While the vast majority of Americans will suffer as the result of the likely depression, a few career areas should be impervious, perhaps even bolstered:
- Health care: especially registered nurses (particularly med-surg and home health care,) physician assistants, internal medicine physicians, dentists, optometrists, pharmacists, and physical therapy assistants.
- The entertainment industry. Just as the movie industry boomed during the Great Depression because so many people were unemployed and had time on their hands and many others craved escapism, the movie, video game, sports, and creative arts industries should remain robust.
- Repairers: home, car, commercial, industrial. In a bad economy, people repair rather than replace.
- Education. Even in the recent tough times, our political leaders are calling for increased education spending and voters continue to pass education bonds.
- The energy industry. Despite all the media extolling of solar, wind, etc., I believe nuclear will create the most jobs.
- Accounting. Especially in bad times, wisely accounting for every dollar is indispensable.
- The discrimination industry: law firms specializing in discrimination law, legalizing illegals, sexual harassment; government jobs in watchdog agencies such as the EEOC.
- Law enforcement. In tough times, crime tends to increase.
- Community colleges. Many people, unable to land a decent job, will go back to school for career retraining. Even for those with college degrees, community colleges tend to offer to the most practical career-related training and at a price affordable even in a depression.
- Senior services: for example housing, home retrofitting, geriatric care management, and, of course, the aforementioned health care.
- The sex and liquor industries. They've always thrived, in good times and bad.
- The clergy. People seek spiritual support in tough times.
- The repossession, foreclosure, and debt collection industries. For example, there will be plenty of jobs repossessing the big SUVs from owners who knew they couldn't afford them but took advantage of low-qual/no-qual loans.
- Counselors, therapists, and coaches, including career-related. With the Mental Health Parity Act passed, counseling will be covered under people's health insurance and in tough times, people will seek counseling.

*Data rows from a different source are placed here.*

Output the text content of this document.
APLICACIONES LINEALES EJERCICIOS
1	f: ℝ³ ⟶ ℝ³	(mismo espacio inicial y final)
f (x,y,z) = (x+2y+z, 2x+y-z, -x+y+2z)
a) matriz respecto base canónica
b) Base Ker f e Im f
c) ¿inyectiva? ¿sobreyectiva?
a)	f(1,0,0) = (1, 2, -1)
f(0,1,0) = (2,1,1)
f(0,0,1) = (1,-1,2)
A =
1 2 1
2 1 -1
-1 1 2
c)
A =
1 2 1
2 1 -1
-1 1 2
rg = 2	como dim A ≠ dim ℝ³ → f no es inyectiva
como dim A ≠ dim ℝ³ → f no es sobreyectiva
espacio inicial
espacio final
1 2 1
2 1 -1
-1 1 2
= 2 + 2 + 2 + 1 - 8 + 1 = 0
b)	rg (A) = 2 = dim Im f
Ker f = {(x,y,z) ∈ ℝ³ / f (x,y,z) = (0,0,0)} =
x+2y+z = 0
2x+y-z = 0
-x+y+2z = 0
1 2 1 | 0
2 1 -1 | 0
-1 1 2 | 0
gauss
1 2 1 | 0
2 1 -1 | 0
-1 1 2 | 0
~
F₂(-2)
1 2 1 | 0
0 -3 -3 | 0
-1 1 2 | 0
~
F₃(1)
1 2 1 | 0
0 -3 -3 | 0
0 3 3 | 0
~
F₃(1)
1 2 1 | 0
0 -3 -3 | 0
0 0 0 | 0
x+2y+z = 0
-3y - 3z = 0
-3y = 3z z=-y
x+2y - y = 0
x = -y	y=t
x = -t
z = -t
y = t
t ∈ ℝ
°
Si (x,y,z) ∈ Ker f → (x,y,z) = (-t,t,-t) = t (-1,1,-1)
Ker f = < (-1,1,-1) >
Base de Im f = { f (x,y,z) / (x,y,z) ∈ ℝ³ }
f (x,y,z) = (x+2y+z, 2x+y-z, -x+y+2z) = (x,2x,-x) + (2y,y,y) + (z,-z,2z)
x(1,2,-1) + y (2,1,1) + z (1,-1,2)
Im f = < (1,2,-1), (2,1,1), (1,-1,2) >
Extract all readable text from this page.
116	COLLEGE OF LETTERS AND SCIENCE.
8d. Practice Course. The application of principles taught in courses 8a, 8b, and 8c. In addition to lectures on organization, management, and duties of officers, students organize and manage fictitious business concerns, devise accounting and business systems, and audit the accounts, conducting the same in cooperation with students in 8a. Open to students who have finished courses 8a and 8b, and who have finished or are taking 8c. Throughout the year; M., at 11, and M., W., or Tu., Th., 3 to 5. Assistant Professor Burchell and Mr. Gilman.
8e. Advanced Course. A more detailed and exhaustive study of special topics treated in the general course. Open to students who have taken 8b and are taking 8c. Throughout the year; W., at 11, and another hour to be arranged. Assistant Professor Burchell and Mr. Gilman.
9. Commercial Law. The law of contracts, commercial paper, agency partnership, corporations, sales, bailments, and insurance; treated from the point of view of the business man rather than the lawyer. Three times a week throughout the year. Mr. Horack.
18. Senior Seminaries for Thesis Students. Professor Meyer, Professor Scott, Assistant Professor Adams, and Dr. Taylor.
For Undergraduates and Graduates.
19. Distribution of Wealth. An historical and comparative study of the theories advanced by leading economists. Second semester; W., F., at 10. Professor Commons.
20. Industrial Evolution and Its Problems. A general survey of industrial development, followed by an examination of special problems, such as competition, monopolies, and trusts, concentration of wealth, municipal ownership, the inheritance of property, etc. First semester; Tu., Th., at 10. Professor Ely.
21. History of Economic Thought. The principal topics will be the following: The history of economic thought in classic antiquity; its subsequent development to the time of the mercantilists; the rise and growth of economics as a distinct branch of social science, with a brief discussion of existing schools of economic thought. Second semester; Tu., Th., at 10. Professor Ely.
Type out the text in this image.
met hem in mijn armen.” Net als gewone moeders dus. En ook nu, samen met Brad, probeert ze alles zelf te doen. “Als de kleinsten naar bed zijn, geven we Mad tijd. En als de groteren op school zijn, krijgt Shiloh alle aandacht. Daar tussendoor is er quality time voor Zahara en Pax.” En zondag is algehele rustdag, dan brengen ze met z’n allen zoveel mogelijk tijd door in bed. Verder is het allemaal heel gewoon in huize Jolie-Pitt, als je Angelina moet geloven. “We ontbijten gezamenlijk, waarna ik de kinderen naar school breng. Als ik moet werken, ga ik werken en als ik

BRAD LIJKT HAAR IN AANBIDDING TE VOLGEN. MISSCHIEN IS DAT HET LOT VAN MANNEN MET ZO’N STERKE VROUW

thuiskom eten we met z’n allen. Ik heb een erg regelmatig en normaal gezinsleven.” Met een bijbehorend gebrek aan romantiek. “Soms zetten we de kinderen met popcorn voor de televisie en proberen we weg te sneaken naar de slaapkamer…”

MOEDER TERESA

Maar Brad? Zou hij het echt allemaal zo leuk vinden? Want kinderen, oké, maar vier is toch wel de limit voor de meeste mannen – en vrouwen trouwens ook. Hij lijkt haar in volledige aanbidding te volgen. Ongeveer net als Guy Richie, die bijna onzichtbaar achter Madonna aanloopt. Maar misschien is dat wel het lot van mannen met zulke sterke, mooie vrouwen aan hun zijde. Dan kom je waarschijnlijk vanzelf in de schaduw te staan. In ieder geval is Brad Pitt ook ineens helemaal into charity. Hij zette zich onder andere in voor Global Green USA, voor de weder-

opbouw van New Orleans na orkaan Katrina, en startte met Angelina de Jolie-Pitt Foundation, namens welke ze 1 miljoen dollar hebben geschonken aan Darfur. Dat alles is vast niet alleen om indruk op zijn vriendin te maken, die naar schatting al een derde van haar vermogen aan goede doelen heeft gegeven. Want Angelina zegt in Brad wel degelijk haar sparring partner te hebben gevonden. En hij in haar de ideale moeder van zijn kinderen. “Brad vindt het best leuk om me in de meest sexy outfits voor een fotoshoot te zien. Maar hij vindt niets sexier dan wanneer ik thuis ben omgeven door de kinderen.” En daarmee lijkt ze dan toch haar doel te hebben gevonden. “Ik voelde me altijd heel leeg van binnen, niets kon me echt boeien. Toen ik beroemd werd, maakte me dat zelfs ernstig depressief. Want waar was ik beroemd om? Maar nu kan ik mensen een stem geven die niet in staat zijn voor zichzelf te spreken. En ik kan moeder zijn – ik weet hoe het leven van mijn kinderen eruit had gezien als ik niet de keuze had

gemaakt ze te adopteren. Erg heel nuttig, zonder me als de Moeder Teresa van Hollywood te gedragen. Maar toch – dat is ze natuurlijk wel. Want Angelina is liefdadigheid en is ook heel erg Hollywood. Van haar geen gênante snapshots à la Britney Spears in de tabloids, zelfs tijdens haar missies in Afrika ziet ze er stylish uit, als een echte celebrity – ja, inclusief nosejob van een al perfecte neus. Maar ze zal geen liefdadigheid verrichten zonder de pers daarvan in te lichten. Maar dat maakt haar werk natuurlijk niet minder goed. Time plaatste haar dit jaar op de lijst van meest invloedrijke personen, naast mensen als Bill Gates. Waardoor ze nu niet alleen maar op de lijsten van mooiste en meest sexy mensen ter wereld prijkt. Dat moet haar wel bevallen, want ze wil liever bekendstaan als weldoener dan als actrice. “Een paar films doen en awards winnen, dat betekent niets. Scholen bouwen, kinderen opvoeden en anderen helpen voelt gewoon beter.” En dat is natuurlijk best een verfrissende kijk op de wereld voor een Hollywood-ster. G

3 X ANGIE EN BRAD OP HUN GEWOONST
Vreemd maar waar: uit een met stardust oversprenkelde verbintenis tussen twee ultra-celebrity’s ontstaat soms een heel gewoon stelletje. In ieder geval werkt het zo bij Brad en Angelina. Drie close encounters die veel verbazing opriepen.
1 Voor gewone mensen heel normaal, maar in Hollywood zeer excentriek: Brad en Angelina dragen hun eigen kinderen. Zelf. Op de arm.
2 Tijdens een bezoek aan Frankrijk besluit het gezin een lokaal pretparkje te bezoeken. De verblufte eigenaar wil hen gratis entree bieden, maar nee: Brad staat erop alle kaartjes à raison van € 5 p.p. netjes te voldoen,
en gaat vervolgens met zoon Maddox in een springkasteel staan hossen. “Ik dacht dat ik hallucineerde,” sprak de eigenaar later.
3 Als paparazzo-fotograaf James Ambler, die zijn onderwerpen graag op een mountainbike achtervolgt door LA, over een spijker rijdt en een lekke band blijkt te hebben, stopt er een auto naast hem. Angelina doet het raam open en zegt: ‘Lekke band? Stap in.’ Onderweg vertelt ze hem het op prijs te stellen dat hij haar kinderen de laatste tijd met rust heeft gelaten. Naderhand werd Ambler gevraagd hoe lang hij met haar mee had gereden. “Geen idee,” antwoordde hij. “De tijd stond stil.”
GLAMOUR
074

- Nationalizing the U.S. health system. I predict this in light of people's inability to afford good care, the system being overtaxed by millions of uninsured people, and Obama's predisposition to big-government solutions. This will create countless government jobs in accounting/actuarial science, information systems, management, etc.
- Goverment work, across the board, but especially in homeland security, health care, and the IRS. The government has police powers to collect taxes in good times and bad, and thus will be more impervious to economic declines. As I've so often written, I believe government, for non-stars, is the last bastion of secure, well-benefitted employment that generally requires only 40-hour workweeks, and offers ample sick days, holidays, and vacation days.
I hope I'm not being unduly pessimistic. What do you think? And if I'm right, can you think of other careers likely to be viable in a depression?